David Ortiz had himself a hell of a year. At age 37, he hit .309 with 30 home runs and an OPS+ (adjusted OPS, which takes into account park factors to normalize OPS) that ranked 4th in the majors. Then, in the postseason, he displayed the heroics that people have become accustomed to from the man they call Big Papi. Though he struggled in the ALCS, his 8th-inning grand slam tied the game, and changed the complexion of the series, helping the Red Sox go, in the words of Al Michaels, “from last rites to the World Series.” As if he hadn’t done enough already, Ortiz then proceeded to have a Fall Classic for the ages. His .688 batting average ranked second all-time in a single World Series (behind, oddly enough, reserve outfielder Billy Hatcher, who hit .750 for the upstart 1990 Reds and still didn’t win the MVP). It was another stellar season for Ortiz, and his role in carrying the Red Sox to their third title in 10 years incited the question: Is David Ortiz worthy of the Hall of Fame?
Let’s look at the statistics. Over the course of his career, Ortiz has a triple slash line of .287/.381/.549, for a OPS of .930. The OPS ranks him 38th all time, ahead of upper-echelon Hall of Famers like Henry Aaron and Frank Robinson. So clearly, his offensive rate stats are Hall of Fame-worthy. But there are flaws — first of all, Aaron and Robinson played 23 and 21 years in the big leagues respectively. While Ortiz has played 17 years thus far, his first 6 were a wash; while with the Twins, he averaged only an .809 OPS and 76 games a year.
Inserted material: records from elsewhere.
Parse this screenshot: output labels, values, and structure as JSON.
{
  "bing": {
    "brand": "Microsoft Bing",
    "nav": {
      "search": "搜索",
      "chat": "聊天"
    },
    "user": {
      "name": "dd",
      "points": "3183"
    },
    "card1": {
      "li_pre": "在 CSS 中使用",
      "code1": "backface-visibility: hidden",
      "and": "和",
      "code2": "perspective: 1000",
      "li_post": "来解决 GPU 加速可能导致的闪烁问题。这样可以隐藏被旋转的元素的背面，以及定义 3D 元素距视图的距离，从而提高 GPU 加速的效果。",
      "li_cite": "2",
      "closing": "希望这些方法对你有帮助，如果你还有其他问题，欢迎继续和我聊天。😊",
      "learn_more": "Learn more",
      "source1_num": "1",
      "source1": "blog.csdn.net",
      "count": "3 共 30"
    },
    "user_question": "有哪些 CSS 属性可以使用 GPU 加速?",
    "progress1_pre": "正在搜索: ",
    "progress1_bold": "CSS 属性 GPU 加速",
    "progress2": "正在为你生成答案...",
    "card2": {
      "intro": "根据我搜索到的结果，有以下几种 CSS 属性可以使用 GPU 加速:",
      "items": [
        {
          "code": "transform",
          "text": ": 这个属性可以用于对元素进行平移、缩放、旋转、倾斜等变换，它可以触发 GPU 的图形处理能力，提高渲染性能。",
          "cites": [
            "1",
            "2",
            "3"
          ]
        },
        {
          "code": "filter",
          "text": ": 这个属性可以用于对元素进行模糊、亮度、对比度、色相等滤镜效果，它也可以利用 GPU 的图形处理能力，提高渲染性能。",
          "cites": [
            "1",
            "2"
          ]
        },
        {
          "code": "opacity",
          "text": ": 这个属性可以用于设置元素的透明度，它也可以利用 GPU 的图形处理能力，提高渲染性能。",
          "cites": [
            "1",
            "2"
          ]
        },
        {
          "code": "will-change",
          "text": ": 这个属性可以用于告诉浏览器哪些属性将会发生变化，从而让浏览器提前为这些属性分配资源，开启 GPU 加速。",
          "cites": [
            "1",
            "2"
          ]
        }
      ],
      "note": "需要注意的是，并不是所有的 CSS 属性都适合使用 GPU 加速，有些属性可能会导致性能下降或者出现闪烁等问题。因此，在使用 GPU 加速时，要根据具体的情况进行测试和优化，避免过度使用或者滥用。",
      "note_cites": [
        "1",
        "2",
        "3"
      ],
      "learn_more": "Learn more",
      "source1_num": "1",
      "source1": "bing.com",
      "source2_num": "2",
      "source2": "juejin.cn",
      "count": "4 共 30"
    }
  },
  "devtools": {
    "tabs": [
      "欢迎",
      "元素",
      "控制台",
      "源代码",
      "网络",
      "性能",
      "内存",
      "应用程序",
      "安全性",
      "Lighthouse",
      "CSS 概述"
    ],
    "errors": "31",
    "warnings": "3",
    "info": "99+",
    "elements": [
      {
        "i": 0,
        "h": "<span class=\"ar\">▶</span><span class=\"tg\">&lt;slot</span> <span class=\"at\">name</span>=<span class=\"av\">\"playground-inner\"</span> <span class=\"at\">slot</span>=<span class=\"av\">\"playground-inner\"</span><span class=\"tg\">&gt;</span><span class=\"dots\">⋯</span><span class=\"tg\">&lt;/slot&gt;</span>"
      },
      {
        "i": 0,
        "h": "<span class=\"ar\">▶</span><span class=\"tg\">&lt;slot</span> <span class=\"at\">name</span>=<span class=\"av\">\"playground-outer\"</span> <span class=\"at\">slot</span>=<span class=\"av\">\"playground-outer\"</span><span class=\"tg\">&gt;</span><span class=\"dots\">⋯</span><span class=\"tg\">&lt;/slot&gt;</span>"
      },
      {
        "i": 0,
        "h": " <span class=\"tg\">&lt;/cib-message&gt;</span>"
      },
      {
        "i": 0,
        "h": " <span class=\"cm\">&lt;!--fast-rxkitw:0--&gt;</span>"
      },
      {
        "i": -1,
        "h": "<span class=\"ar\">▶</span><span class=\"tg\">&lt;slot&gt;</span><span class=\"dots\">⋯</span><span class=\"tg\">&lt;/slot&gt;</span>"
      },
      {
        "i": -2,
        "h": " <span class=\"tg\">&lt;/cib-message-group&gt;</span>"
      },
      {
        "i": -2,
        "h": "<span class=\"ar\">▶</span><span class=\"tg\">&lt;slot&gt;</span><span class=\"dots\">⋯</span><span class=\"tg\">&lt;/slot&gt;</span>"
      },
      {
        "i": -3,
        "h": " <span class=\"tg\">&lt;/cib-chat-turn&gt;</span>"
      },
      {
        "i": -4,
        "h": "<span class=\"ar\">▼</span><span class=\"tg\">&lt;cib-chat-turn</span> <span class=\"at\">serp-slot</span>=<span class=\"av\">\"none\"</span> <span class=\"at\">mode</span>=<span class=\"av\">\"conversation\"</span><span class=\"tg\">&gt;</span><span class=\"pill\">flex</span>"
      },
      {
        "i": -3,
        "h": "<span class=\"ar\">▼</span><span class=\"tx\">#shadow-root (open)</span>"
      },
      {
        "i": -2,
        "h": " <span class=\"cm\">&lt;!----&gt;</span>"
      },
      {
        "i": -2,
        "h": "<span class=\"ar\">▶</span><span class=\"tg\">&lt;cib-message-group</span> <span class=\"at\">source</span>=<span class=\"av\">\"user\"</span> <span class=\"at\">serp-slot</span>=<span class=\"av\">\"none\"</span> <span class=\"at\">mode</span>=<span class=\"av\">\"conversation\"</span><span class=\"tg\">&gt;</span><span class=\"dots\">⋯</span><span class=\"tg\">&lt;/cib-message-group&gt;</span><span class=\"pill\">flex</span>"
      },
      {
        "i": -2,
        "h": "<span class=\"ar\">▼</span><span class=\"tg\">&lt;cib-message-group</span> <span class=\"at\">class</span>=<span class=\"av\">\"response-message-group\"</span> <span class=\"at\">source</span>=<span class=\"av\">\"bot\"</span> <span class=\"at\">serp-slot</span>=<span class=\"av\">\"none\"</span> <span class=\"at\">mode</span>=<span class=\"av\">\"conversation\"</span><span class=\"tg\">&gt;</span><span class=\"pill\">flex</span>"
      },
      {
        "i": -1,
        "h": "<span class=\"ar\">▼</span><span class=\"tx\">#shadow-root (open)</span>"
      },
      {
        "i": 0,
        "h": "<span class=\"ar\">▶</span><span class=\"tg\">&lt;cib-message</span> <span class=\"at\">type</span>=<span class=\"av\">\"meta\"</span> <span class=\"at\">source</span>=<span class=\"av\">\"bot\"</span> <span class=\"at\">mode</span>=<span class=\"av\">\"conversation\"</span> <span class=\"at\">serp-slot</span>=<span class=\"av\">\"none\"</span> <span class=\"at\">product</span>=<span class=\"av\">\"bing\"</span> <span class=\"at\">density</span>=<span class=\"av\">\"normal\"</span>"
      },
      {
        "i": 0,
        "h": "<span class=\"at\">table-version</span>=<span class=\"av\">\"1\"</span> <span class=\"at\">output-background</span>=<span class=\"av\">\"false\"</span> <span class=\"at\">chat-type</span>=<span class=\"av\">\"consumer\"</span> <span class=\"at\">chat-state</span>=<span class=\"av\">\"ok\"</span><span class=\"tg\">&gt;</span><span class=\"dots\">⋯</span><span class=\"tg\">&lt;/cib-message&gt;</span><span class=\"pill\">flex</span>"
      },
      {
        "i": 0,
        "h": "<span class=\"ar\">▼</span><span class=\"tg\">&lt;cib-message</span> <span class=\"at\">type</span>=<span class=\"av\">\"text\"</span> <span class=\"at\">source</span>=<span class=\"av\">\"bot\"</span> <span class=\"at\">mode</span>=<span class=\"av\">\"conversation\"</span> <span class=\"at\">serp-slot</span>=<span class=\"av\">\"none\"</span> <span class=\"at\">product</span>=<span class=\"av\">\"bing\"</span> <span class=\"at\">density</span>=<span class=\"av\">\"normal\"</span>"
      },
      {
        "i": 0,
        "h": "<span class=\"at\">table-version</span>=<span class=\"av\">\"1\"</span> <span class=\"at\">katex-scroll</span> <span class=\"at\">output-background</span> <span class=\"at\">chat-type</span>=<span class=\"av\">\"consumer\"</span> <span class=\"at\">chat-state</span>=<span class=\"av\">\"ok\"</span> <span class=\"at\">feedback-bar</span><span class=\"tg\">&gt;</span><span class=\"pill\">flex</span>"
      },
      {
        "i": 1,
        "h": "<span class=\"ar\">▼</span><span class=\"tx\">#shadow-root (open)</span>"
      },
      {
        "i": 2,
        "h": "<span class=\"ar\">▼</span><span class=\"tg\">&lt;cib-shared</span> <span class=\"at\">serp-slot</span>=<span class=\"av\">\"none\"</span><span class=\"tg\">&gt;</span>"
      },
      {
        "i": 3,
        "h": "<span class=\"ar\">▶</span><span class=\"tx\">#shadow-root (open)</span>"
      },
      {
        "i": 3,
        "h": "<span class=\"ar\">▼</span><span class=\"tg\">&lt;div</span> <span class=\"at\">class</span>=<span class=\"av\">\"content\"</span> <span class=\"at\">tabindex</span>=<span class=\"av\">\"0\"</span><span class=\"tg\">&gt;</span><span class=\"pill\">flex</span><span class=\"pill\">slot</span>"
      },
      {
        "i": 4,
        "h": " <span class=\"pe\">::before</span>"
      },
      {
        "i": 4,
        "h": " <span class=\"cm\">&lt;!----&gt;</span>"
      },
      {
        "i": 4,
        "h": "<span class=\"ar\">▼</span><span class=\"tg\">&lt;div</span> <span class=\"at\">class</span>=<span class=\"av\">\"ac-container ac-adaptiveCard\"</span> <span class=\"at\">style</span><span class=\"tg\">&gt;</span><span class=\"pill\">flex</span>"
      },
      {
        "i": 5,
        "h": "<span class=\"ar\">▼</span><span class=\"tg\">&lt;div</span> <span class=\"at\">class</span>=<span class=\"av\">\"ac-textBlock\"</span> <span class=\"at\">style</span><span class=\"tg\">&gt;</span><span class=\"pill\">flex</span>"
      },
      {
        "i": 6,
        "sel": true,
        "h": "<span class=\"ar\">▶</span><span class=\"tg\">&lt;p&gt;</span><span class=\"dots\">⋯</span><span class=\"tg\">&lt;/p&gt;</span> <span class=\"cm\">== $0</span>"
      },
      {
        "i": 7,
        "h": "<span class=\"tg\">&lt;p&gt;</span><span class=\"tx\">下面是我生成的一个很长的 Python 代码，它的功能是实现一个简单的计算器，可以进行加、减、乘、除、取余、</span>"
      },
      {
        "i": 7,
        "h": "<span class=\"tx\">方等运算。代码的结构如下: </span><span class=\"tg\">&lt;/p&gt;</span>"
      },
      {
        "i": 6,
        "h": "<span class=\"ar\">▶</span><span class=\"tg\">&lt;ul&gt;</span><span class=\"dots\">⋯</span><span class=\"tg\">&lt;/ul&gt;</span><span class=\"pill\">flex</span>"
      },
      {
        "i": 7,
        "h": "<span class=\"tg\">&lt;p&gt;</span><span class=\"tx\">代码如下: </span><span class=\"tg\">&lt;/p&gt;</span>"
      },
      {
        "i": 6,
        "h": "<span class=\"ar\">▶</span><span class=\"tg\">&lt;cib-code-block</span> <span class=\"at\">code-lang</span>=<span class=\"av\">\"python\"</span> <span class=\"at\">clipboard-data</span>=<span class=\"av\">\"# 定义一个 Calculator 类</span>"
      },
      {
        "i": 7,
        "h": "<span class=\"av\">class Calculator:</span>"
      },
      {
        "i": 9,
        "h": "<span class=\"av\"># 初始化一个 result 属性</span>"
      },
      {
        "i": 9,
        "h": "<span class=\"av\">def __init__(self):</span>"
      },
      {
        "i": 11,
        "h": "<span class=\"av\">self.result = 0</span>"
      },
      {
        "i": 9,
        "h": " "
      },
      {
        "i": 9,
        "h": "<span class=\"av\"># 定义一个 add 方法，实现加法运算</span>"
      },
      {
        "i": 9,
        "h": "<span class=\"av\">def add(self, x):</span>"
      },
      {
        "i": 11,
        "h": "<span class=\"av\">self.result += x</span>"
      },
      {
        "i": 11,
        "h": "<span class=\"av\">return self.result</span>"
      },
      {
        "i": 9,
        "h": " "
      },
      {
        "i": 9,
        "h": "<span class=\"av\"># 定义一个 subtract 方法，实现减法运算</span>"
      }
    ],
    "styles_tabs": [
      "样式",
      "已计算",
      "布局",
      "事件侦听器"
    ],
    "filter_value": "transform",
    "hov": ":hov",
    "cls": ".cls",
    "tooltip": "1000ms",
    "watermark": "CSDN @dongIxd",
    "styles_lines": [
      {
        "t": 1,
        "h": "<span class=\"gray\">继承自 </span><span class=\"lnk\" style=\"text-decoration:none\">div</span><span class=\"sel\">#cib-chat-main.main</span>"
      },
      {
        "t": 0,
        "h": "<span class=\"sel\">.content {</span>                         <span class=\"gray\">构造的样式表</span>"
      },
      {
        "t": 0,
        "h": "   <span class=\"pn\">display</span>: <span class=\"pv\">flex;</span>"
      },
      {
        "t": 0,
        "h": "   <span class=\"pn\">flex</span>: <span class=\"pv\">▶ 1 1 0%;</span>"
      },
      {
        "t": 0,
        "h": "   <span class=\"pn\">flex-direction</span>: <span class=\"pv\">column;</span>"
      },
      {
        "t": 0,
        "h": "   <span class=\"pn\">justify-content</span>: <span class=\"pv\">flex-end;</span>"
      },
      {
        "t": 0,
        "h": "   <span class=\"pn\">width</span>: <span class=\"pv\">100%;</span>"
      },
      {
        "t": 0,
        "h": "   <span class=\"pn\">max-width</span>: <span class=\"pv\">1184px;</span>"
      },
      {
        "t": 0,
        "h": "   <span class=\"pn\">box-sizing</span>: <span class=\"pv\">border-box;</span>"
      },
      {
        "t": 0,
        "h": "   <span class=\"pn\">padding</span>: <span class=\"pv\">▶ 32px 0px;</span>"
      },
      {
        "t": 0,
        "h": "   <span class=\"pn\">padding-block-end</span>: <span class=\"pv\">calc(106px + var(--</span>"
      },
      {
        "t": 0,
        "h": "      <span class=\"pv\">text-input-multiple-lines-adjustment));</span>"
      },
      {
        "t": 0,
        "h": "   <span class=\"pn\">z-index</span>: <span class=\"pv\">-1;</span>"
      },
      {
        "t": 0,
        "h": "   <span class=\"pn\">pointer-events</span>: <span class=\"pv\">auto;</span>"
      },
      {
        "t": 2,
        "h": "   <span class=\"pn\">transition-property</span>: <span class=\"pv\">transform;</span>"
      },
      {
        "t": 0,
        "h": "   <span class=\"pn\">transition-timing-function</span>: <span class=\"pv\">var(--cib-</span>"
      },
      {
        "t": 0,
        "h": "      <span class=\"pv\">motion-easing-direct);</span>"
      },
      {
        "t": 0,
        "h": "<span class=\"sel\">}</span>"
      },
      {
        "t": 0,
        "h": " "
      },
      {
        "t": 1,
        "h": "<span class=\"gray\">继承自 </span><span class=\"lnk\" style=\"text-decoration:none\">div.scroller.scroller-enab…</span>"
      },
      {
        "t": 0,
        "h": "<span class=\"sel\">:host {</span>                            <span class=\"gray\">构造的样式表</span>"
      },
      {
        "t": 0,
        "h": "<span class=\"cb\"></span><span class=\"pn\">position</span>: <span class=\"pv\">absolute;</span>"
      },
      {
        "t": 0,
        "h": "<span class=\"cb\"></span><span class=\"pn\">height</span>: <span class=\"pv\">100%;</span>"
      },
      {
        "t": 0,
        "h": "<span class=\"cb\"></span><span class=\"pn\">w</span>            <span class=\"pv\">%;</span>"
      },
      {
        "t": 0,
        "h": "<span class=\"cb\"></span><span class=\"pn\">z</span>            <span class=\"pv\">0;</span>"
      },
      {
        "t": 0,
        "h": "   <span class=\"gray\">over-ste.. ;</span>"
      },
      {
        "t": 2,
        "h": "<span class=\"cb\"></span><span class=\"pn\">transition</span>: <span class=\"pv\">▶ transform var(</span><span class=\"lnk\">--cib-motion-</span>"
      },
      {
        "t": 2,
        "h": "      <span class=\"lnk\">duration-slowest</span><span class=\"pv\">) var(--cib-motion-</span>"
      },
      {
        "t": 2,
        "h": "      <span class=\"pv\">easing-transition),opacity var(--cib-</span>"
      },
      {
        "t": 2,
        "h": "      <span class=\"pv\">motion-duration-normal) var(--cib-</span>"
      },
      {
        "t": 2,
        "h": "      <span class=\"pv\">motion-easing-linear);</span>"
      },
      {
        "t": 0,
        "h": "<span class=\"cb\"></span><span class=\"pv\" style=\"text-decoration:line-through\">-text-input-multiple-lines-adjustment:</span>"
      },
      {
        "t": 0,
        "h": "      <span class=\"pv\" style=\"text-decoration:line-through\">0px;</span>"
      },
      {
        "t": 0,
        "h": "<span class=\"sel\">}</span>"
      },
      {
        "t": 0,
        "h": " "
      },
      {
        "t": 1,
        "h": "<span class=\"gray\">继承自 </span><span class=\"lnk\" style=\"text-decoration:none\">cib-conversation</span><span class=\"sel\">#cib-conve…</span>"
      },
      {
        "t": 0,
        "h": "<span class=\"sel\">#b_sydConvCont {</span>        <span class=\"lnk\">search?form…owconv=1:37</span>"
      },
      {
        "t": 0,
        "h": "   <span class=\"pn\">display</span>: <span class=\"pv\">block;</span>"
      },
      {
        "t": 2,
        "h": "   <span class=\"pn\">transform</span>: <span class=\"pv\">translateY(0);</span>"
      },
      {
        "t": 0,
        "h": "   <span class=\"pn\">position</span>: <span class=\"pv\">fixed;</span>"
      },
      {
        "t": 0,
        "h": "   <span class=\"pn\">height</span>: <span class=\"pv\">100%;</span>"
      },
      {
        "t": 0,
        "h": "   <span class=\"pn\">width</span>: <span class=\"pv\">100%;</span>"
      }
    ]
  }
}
Ortiz didn’t start putting up Hall of Fame numbers until the Twins non-tendered him to save 1 million dollars and he latched on with the Red Sox.
Another problem with Ortiz’ candidacy is the obvious one; he doesn’t play defense. Bill James argues that hitting, baserunning, and defense together make up 63% of the game; hitting makes up only 42%. So hitting is only 2/3 of the game for position players. Ortiz does not run the bases well; since he entered the league in 1997, he has cost his team 57.9 runs on the basepaths, second-worst to only Paul Konerko. And Ortiz has played only 13.4% of his games in the field, which would be by far the lowest for any Hall of Fame candidate.
Ortiz only excels in 2/3 of the game; he’s not a five tool player, he’s a one-tool player. In order to overcome that, his hitting must be transcendent, and while it is excellent, it’s not good enough to set him apart. Overall, Ortiz racks up only 44.2 bWAR, ahead of only a handful of Hall of Famers (none of whom began their careers before WWII). Even though he has a chance to add more to his candidacy over the next couple of years, his statistical profile will likely not look good enough to have him gain entrance into the Hall of Fame.
But a Hall of Fame career isn’t solely about statistics. The Baseball Hall of Fame instructs voters to base their decisions “upon the player’s record, playing ability, integrity, sportsmanship, character, and contributions to the team(s) on which the player played.” In that final category, Ortiz is off the chart. Sure, other Red Sox players may have contributed more statistically to the Red Sox (Williams, Yastrzemski, and the HOF-ignored Dwight Evans come to mind), but no player can claim to have contributed more to changing the culture of the Red Sox franchise, and indeed, the town of Boston, than David Ortiz.
Ortiz was a key cog in the “Idiot” Red Sox of 2004, a team that defied expectations, beat the Yankees, swept the Cardinals, and showed an entire city that curses (real or imagined) were capable of being broken. He was a key cog in the 2007 Red Sox team, who breezed through the World Series and proved that the Sox were not a fluke, but a force to be reckoned with. And he was a key cog in the Red Sox of 2013, a team that once again defied expectations, and allowed a hurting city to rally around their (rather hirsute) ballclub as they helped prove to the world that Boston was indeed stronger than ever. Ortiz is the only player who was on all three of those teams, the binding force behind a Red Sox dynasty that helped turn the image of Boston from long-suffering New England town to sports powerhouse.
But more importantly (at least to me), as someone who came of baseball age during the early and mid-2000s, I can’t envision baseball, and the rich history of the sport, without David Ortiz. If Ortiz were not in the Hall of Fame, the Hall would be missing something; The Hall of Fame is not complete, and does not fully tell the story of the game, without David Ortiz.